Department of Teaching, Learning, and Teacher Education

 

Document Type

Article

Date of this Version

January 2004

Comments

Published in JOURNAL OF EDUCATION FOR STUDENTS PLACED AT RISK, 10(1), 1–9. Copyright © 2004, Lawrence Erlbaum Associates, Inc. Used by permission.

Abstract

Though I have only just realized it, this special issue of Journal of Education for Students Placed at Risk (JESPAR) did not originate at the annual meeting of the American Educational Research Association in April of 2004, where four of the five articles shared here were first presented, although that forum obviously mattered to the creation of this issue. Rather, this issue began taking shape 14 years ago, in 1990, when, as an undergraduate, I took a seminar with the founder of the Coalition of Essential Schools, Ted Sizer, and his colleague, Rick Lear. At that time, I learned that the Coalition’s efforts were playing a modest but real role in the launch of a broader movement—comprehensive school reform (CSR)—that asserted most schools’ organizational structures were problematic and in need of a total and systematic overhaul, not just tweaking, changes for some students, or different efforts from some teachers.

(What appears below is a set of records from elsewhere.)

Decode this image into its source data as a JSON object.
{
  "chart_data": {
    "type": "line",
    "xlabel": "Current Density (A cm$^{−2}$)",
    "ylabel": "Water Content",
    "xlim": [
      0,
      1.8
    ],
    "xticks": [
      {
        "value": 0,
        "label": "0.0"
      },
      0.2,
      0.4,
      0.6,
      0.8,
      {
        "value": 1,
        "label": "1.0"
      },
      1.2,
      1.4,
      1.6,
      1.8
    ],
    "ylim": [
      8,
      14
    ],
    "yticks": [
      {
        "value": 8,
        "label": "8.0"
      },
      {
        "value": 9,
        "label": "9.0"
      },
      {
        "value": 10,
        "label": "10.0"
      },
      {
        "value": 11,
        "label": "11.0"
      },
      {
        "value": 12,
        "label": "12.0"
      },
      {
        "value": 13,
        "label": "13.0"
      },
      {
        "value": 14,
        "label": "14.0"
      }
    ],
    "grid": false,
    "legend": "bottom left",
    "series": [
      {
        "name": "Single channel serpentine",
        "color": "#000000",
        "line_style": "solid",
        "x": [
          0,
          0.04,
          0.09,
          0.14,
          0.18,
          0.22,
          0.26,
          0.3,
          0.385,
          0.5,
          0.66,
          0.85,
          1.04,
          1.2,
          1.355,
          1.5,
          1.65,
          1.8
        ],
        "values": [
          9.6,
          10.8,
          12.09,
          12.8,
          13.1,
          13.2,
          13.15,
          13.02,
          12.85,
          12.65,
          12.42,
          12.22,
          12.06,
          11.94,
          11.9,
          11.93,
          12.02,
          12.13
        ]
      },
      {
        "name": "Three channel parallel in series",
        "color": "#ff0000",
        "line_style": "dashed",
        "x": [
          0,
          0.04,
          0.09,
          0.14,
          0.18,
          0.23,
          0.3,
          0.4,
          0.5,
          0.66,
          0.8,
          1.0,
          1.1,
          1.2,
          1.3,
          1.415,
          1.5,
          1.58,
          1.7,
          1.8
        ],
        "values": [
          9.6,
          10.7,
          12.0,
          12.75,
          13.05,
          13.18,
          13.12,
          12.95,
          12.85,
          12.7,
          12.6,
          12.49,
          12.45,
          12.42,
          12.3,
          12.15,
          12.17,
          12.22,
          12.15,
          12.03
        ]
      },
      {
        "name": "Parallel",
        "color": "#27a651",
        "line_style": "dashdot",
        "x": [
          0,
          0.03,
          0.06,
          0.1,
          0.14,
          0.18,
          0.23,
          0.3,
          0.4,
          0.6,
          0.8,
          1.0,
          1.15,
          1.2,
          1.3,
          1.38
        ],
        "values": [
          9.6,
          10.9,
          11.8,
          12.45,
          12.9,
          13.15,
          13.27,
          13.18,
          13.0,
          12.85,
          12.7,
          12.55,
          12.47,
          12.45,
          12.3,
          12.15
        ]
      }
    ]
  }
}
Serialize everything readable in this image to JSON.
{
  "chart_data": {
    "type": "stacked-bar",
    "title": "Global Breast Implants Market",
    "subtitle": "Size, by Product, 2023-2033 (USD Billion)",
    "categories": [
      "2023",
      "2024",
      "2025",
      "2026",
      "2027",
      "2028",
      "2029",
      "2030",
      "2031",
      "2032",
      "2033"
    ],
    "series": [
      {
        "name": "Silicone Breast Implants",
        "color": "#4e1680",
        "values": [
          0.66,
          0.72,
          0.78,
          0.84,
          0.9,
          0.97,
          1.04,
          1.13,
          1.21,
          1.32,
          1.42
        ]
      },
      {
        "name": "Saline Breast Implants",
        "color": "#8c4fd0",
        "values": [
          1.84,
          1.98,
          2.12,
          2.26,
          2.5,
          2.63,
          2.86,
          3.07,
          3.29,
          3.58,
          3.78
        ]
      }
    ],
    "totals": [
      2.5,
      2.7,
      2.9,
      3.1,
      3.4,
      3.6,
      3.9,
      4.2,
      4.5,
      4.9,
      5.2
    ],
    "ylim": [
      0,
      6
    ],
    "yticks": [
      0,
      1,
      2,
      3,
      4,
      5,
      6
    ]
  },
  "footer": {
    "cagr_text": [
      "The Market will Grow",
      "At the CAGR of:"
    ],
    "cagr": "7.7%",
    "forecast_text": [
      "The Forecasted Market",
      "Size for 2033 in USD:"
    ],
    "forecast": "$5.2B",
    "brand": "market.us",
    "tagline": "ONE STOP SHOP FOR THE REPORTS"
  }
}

I also learned of the Coalition’s nascent partnership with the Educational Commission of the States (ECS), a project called RE:Learning, that sought to bridge policy and practice. That partnership acknowledged that comprehensive whole-school changes needed to be complemented by changes at some remove from schools themselves. These entailed making changes at the level of state education policy. ECS then (and now) existed to bring together major state-level education policymakers, like governors and education commissioners, to share ideas and strategies for educational improvement.